こちらは宮崎のそれほどボリュームのある衣装ではないが、彼女自身の持ついじらしさを究極に突き詰めた印象があった。腰から垂れる赤いリボンが特に七海の目を惹いた。
『初めまして……え、えっとぉ……私はくまも……と……です……。……えと……あのっ、レートは2389でっ……そのぅ……』
『――彼女は炎の魔法使い。ああ見えてかなりの腕前よ。九州では右に並ぶ魔法使いはいないと名高いわ』
『……あうぅ』
もじもじとうつむく熊本の代弁をするリーダー格の少女は、続けて長崎を指名した。
「はい次。長崎」
すっくと立ちあがる細身の彼女は、鍔の広い魔女帽子と漆黒のコート、それに杖と魔導書という定番中の定番な装いだ。
『長崎。レート値は1929。職はメイジ。――以上』
必要最小限の言葉を発するや、長崎は早々に着席する。「あ、よ、よろしくお願いします……」という七海の掻き消えそうな言葉に、彼女は目深にかぶった魔法帽を少しだけ傾けてみせることで応じた。
『さて、これで一通り終わったわね。最後はあたし、福岡。この連合のリーダーよ。リーダーは各連合、最もレートが高いプレイヤーに任命されるわ。私のレートは2539よ。本職は魔法剣士。他職はまあ……そうね、大抵のものはこなせると思うわ。ギルドは「ひよこ組」所属。とりあえず、よろしくね』
さきほどまで自己紹介を仕切っていたキャラクター、やはり彼女がリーダーということだった。初心者同然の七海にしてみれば、やはり経験が多少あるとみえる福岡にはそれなりのカリスマ性があり、まさにリーダーとして適任だろうと思えた。
『そう言えば……さっちんのジョブとか、まだ聞いてないよね?』
大分が思い出したように訊ねてくる。
「さっち……もしかして、私のこと?」
『そうだよ! 県名に「ちゃん」とか「ちん」をつけるのが可愛くってねー、沖縄とか特に』
『うー、流石におっちゃんはウチとしてもきついなー』
『じゃあ、おっちん?』
『ウチは女だからなー』
『あら、割といいんじゃないの? 響きもいいし』
意外なタイミングで福岡が会話に入る。それに対して鹿児島、
『……福岡はそのキャラでいて、割とこういう話題にも乗っかるのだな』
『ただの冗談よ。変な勘違いを起こさないでよね』
チャット内で笑いがこだまする中、七海はどうにもノリについていけずに、愛想笑いで誤魔化す。
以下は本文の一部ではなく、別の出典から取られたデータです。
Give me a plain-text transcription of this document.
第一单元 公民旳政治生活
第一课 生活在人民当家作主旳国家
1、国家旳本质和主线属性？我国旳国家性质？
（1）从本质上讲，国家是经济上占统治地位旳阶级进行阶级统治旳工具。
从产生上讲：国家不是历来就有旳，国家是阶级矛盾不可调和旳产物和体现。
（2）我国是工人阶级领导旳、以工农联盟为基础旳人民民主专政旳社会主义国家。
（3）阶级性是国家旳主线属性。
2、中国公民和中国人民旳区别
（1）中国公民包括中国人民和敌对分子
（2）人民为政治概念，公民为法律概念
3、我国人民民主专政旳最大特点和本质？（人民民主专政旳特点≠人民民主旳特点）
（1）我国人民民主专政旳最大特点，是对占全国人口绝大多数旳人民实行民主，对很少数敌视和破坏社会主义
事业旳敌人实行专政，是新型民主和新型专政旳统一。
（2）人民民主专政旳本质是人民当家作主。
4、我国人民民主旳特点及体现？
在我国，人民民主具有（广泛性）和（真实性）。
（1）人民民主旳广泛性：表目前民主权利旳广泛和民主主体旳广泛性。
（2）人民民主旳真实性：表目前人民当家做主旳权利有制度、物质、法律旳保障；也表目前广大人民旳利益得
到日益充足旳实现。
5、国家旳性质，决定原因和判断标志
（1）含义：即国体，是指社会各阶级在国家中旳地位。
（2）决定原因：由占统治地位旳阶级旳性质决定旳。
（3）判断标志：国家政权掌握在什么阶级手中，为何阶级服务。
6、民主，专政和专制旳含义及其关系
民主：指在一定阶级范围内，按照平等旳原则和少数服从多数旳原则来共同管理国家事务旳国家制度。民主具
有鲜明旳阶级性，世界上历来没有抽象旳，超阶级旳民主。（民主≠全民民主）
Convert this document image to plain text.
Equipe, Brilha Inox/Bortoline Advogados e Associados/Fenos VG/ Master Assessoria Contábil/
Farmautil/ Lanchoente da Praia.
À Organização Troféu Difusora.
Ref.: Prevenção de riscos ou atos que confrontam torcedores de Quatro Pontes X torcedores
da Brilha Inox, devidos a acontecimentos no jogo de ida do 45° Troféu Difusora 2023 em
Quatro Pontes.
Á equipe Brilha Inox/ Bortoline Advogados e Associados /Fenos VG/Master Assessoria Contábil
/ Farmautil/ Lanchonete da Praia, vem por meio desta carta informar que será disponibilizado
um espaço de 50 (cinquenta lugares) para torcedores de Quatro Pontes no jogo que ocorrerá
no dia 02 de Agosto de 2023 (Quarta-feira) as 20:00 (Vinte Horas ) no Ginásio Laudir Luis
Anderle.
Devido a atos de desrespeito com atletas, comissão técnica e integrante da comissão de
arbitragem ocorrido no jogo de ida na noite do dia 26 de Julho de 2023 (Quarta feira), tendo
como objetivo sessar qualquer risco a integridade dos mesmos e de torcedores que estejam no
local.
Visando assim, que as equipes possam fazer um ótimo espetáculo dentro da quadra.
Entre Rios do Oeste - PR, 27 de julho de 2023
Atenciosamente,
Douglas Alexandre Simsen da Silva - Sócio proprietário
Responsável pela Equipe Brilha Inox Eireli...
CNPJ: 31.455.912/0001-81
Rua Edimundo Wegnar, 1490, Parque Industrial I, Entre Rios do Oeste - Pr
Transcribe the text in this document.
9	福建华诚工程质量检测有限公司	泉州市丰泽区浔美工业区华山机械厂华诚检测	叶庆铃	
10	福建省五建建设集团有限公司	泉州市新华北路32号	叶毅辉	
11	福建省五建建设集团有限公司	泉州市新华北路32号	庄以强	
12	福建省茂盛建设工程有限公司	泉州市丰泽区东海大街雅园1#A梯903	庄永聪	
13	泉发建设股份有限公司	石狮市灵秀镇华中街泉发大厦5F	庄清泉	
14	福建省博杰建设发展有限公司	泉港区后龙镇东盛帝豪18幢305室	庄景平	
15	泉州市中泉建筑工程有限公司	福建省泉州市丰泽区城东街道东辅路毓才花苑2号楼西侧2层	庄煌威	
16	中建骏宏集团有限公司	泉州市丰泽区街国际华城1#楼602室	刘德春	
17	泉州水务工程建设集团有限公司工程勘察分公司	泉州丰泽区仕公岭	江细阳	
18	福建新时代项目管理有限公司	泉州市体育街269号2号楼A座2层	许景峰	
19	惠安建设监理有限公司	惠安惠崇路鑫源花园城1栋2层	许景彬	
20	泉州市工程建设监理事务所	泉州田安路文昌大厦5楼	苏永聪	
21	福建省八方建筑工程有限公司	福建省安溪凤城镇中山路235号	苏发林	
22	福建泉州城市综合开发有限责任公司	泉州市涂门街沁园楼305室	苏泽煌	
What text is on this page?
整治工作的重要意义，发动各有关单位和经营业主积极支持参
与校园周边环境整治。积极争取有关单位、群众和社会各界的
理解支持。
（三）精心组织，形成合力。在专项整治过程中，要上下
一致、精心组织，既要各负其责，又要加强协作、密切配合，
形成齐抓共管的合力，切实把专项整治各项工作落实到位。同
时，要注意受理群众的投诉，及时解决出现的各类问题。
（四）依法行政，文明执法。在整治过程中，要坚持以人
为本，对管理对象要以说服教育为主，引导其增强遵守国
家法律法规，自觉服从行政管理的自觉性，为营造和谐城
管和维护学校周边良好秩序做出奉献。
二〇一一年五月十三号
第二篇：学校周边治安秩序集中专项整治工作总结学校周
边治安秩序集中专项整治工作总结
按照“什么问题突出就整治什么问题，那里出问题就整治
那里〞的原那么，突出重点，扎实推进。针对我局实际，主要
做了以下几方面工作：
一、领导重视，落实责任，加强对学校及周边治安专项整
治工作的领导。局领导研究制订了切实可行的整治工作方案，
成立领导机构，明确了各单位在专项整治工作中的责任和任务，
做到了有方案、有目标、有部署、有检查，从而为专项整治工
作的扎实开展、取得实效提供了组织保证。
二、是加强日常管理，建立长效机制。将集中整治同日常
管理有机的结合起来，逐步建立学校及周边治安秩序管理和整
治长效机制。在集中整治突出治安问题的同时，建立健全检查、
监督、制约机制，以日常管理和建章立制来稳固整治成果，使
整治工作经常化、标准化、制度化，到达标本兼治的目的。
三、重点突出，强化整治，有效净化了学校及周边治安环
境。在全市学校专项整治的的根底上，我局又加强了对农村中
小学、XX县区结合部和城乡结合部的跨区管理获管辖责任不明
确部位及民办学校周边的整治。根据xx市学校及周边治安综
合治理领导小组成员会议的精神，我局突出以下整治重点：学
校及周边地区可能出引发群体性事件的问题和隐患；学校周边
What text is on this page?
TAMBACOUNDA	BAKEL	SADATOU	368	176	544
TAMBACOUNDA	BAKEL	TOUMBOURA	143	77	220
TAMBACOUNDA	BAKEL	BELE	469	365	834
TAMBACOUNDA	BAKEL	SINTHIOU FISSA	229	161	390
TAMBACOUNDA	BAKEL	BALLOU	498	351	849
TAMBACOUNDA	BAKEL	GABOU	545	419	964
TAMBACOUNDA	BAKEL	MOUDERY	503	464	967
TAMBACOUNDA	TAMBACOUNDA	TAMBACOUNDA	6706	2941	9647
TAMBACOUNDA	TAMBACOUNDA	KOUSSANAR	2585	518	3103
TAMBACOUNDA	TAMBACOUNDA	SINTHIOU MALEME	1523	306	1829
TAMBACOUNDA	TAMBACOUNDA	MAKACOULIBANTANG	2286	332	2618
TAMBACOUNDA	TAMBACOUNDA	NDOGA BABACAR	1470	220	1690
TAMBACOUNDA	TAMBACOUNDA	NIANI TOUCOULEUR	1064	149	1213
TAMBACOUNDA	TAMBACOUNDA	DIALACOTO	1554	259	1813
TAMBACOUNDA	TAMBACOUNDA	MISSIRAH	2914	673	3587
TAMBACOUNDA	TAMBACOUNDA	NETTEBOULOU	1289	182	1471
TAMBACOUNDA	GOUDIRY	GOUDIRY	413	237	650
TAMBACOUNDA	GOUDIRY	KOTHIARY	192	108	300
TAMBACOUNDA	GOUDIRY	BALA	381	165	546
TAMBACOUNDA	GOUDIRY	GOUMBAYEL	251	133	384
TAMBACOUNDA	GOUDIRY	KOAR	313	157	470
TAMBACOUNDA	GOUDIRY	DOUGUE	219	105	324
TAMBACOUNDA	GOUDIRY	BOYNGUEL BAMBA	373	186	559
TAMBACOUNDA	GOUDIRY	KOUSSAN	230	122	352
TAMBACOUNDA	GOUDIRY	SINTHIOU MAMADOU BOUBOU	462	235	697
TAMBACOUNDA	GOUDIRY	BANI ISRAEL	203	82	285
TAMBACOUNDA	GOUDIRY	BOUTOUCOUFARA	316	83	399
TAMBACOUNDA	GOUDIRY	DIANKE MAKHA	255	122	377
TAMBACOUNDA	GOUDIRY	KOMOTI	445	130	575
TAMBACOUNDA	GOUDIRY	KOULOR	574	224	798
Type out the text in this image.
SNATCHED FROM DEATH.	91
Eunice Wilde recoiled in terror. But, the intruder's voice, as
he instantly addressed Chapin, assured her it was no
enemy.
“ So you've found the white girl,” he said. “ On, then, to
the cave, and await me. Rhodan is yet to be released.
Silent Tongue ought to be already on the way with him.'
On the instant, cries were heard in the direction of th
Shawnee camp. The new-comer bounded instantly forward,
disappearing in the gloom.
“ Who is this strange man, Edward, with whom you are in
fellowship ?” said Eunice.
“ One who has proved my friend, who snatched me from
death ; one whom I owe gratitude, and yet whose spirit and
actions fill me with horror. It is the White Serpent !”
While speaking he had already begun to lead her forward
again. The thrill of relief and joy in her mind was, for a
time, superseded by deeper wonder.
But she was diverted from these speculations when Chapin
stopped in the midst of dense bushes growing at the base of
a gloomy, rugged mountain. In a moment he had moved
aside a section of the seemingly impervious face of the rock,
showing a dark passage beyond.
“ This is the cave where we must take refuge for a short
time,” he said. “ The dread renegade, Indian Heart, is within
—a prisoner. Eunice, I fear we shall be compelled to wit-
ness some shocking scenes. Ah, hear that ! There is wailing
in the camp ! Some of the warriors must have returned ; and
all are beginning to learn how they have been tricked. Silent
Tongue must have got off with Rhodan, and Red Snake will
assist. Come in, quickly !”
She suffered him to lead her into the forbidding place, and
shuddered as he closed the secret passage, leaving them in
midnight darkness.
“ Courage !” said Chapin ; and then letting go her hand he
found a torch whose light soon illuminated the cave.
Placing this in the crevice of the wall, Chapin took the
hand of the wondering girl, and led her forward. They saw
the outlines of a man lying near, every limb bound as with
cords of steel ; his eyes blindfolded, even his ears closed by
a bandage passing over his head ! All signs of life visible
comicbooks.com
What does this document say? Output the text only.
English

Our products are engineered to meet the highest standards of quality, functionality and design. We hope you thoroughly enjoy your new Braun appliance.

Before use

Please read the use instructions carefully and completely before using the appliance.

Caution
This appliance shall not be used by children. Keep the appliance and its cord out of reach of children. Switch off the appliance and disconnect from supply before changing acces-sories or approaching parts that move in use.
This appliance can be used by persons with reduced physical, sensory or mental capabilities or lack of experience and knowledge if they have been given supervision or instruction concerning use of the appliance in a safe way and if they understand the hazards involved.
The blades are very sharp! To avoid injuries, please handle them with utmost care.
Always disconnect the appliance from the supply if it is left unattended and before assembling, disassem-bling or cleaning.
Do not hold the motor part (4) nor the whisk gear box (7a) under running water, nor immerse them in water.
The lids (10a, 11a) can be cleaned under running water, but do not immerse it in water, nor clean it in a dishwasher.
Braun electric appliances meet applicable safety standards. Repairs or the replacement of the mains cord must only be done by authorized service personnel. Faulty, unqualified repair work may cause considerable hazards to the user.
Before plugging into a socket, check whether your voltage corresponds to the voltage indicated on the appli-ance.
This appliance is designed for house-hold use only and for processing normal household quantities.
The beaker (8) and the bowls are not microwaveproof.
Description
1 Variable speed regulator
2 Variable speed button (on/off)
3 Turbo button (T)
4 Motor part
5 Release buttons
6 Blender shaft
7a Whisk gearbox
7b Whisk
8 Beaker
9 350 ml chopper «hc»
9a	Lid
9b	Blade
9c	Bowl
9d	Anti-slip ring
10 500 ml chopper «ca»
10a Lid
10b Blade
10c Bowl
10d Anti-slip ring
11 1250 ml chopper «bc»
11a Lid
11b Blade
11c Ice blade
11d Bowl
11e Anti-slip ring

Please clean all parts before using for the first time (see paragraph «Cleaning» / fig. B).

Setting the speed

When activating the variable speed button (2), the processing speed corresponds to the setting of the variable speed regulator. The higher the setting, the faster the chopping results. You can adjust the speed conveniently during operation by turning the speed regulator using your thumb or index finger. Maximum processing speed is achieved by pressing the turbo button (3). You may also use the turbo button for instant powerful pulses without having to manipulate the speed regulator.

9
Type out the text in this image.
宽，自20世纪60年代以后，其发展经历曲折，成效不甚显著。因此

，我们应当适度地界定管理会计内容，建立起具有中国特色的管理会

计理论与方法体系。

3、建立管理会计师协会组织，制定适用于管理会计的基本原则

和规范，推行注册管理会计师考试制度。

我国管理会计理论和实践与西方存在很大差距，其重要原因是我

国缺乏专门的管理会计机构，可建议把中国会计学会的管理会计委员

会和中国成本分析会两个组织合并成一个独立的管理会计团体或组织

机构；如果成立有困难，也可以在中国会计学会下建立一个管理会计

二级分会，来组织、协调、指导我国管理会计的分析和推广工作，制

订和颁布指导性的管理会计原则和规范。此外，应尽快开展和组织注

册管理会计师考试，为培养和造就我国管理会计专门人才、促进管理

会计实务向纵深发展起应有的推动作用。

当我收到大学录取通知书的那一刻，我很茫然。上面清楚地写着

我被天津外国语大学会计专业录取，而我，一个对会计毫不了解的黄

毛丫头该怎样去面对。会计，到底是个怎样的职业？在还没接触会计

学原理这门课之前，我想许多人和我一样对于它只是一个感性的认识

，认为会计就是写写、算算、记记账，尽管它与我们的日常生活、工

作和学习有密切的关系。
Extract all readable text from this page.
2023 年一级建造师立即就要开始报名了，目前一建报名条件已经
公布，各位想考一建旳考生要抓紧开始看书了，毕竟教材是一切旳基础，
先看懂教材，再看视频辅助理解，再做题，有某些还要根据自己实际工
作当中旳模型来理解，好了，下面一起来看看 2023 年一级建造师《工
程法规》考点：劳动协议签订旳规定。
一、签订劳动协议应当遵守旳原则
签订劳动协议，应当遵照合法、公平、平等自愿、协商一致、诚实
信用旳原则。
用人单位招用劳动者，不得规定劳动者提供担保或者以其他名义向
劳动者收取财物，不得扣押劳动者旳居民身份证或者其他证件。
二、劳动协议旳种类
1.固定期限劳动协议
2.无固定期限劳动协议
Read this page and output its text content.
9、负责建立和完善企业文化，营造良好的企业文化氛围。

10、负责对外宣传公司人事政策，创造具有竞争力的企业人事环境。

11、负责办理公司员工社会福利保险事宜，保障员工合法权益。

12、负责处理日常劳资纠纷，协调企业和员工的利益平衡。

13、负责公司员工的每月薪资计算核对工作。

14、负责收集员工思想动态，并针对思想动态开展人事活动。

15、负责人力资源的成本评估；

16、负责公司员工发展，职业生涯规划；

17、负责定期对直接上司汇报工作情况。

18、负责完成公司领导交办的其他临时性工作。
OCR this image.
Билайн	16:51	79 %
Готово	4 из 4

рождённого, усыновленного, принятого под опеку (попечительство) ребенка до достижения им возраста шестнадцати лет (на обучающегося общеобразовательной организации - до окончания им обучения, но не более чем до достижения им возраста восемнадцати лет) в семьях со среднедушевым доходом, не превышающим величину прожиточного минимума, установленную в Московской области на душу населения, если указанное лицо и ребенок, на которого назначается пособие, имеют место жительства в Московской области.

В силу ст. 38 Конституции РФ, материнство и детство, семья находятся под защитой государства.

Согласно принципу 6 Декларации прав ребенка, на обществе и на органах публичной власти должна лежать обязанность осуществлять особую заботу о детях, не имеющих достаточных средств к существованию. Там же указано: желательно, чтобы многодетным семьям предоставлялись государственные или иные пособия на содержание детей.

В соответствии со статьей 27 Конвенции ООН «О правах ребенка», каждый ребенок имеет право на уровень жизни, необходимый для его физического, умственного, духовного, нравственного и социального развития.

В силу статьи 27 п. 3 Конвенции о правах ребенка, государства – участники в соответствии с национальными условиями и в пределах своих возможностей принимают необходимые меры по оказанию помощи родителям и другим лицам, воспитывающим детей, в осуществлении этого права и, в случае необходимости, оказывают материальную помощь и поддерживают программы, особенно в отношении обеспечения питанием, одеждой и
(この流れでさっきの話題、忘れてくれればいいんだけどな)
というのも……無論七海はレート1000。ジョブは? と聞かれても、一体自分が何の職なのかすらさえ実は理解できていないのだ。初期装備の鉄剣を一応扱っているから剣士、というのは流石に頂けない冗談である。
『――でさでさ、さっちんのジョブは? このイベGvGらしいし、味方のジョブ知っとかないと! ってふーちゃんも言ってたよね』
(げっ……)
その言葉に、七海の背筋がぴくりと震えた。
福岡はその通りねと頷いて、
『とりあえず今のところ、九連――九州連合には、軒並みバランスが良いように各ジョブの専門プレイヤーが揃っているわ。やや魔法系に寄ってるのが気にかかるところだけど』
「は、はあ……そうなんですか」
『もしかして、佐賀ちゃんも魔法系統のジョブだったりするんですか?』
柔和な笑みを絶えず刻みながら、宮崎も問うてくる。「笑」のモーションを連発させるその姿には、今の七海には若干の恐怖すら覚えさせられた。
「いやあ、私は……なんていうかな、あはは」
『もー、つれないなあさっちんは。あ! もしかしてレアジョブとかだったり~? 鑑定士? 非戦闘系ジョブってやたら人気なくて存在自体がレア化してるってのあるよね!』
『――私は初期、街のギルドで交易商をやっていた』
小さく、だが意外に芯が通って聞き取りやすい声を発したのは長崎だ。
『うおっ、なっちゃんって自分から喋る感じなんだねー!』
『気が向いたら、だけど。……ただ気付いたのは、このゲームにおける非戦闘系ジョブはあまり存在意義をなさない』
『……確かにね。扱う物品のレベルは低いけど、NPCの商人もいるわけだし。どうせなら戦闘系に回った方が、ゲームを楽しめるわよね』
『そう。それで私はメイジに転向した』
長崎のインベントグラティアにおける職の経緯を、七海は半分うわの空で、それでも半分は興味ありげに聞いていた。
『で、佐賀。あんたのジョブは?』
「にゃっ⁉ いやぁ、だからそれは――」
『『それは⁉』』
少なくとも三人以上の声が重なりあって、七海の耳に届く。
(こうなったら――仕方ない。嘘は言ってないんだから、構わないよね……?)
息を吸い、ぷはーと吐く。蓄積するボイチャでの無言という重圧に押し出されるように、七海はこう口にした。